VINGT-SEPTIÈME CHAPITRE
Les prières d’Indra
Après que Kṛṣṇa, en soulevant la colline Govardhana, eut sauvé les habitants de Vṛndāvana de la colère d’Indra, roi des planètes édéniques, une vache surabhi, venue de Goloka Vṛndāvana, et Indra en personne apparurent devant Lui. Indra, maintenant, réalisait l’offense commise envers Kṛṣṇa : c’est pourquoi il choisit de se présenter au Seigneur en un lieu solitaire, subrepticement. Bien que sa couronne brillât de l’éclat du soleil, il ne manqua pas de se prosterner humblement aux pieds pareils-au-lotus de Kṛṣṇa. Indra reconnaissait la position élevée de Kṛṣṇa, il reconnaissait en Lui son Maître. Seulement, il avait eu le plus grand mal à croire que le Seigneur pouvait descendre et vivre à Vṛndāvana, parmi les pâtres. Lorsque Kṛṣṇa brava l’autorité d’Indra, ce dernier, qui se croyait le tout de ce qui est en cet univers, celui que nul ne peut égaler en puissance, entra dans une grande colère ; mais après que Kṛṣṇa eut soulevé la colline Govardhana, le vain orgueil du roi fut réduit à rien. Désormais conscient de sa position subordonnée vis à vis du Seigneur, il apparut devant Lui les mains jointes et se mit à Lui offrir des prières :
« Ô Seigneur, infatué de ma position, j’ai cru voir, lorsque Tu interdis aux pâtres d’accomplir l’Indra-yajña, une offense à mon endroit. J’ai cru également que Tu désirais jouir Toi-même des offrandes préparées pour le sacrifice. J’ai cru que sous prétexte d’un sacrifice à Govardhana, Tu désirais T’attribuer ce qui m’était dû ; voilà comment je me suis mépris sur Ta position véritable. Mais à présent, par Ta grâce, il m’est donné de comprendre que Tu n’es autre que le Seigneur Suprême, la Personne Souveraine, qui transcende tous les guṇas. Tu Te situes au niveau de la viśuddha-sattva, au-delà de la Vertu, et Ta Demeure absolue est, elle aussi, non affectée par les guṇas. Ton Nom, Ta Renommée, Ta Forme. Tes Attributs et Tes Divertissements s’élèvent tous au-delà de la nature matérielle, jamais affectés par aucun des trois guṇas. Ta Demeure ouvre ses portes seulement à qui observe de sévères austérités, à qui se trouve tout entier affranchi de la Passion et de l’Ignorance. Il est certes dans l’erreur, l’homme qui imagine Ta Personne sujette, lorsqu’Elle descend en ce monde, aux trois guṇas.

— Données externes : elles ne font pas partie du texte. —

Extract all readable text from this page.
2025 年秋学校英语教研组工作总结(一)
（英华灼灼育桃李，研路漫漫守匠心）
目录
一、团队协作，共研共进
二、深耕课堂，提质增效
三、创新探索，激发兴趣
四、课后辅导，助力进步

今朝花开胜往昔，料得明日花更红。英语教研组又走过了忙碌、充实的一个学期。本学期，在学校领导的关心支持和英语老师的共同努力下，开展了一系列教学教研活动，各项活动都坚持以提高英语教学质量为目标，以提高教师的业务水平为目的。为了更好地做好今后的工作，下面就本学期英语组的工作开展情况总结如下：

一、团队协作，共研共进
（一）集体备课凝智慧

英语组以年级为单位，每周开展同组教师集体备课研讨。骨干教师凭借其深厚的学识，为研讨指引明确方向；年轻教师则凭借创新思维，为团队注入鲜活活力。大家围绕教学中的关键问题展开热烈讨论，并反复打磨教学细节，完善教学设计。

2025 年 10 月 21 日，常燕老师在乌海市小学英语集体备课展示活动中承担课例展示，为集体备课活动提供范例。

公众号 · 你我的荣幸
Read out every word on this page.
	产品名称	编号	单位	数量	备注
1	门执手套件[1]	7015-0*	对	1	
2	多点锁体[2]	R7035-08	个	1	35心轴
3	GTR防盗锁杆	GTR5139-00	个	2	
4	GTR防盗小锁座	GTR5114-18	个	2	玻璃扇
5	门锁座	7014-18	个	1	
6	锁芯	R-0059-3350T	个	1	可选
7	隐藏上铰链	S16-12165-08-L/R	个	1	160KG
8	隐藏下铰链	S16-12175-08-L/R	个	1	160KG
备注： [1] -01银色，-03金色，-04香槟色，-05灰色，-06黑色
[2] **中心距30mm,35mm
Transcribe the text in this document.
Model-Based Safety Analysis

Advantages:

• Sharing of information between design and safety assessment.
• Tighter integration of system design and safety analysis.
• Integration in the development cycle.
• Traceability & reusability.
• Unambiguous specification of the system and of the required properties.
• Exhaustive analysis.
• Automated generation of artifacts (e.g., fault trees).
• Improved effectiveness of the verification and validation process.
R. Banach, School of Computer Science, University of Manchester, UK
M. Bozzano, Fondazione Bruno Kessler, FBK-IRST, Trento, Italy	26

Jamais les filets des guṇas ne peuvent Te prendre, et même présent en ce monde, jamais Tu n’y tombes. Jamais les lois de la nature matérielle ne Te conditionnent.
« Ô Seigneur, Tu es le Père originel de la manifestation cosmique. De ce monde, Tu es le Maître spirituel souverain, et de tout ce qui est le premier Possesseur. Tu peux, sous Ta forme du temps éternel, châtier les offenseurs. Ici-bas vivent bien des sots, qui comme moi-même se prennent pour le Seigneur Suprême, pour le tout de ce qui est en l’univers. Si infinie est Ta miséricorde qu’au lieu de les châtier comme ils le méritent, Tu fais en sorte que leur orgueil injustifié soit détruit, et qu’ils retrouvent ainsi le vrai savoir : Toi, et Toi seul, es Dieu, la Personne Suprême.
« Ô Seigneur, Tu es le Père suprême, le Maître spirituel souverain et le Roi des rois. Aussi as-Tu le droit de châtier les êtres vivants chaque fois que dans leurs actes ils dévient de la voie juste. Le père pour son fils, le maître spirituel pour son disciple, le chef de l’État pour ses concitoyens, sont toujours des amis bienveillants. Mais, en tant que tels, ils peuvent châtier. Par Ton propre désir, Tu apparais sur Terre, Apparition ô combien favorable, dans des myriades de Formes éternelles ; Tu glorifies ainsi la planète et Tu punis en même temps les hommes qui prétendent être Dieu. Ce monde est le théâtre d’une compétition permanente entre les êtres : chacun cherche à conquérir un pouvoir souverain sur la société ; toujours frustrés dans leur tentative, les sots se disent alors Dieu, la Personne Suprême. Je suis l’un d’eux, qui sont innombrables ; mais, le temps venu, ils retrouvent leur raison et s’abandonnent à Toi. Alors ils T’offrent leur service, de nouveau ils agissent en suivant la voie juste. Voilà pourquoi Tu châties ceux qui Te jalousent.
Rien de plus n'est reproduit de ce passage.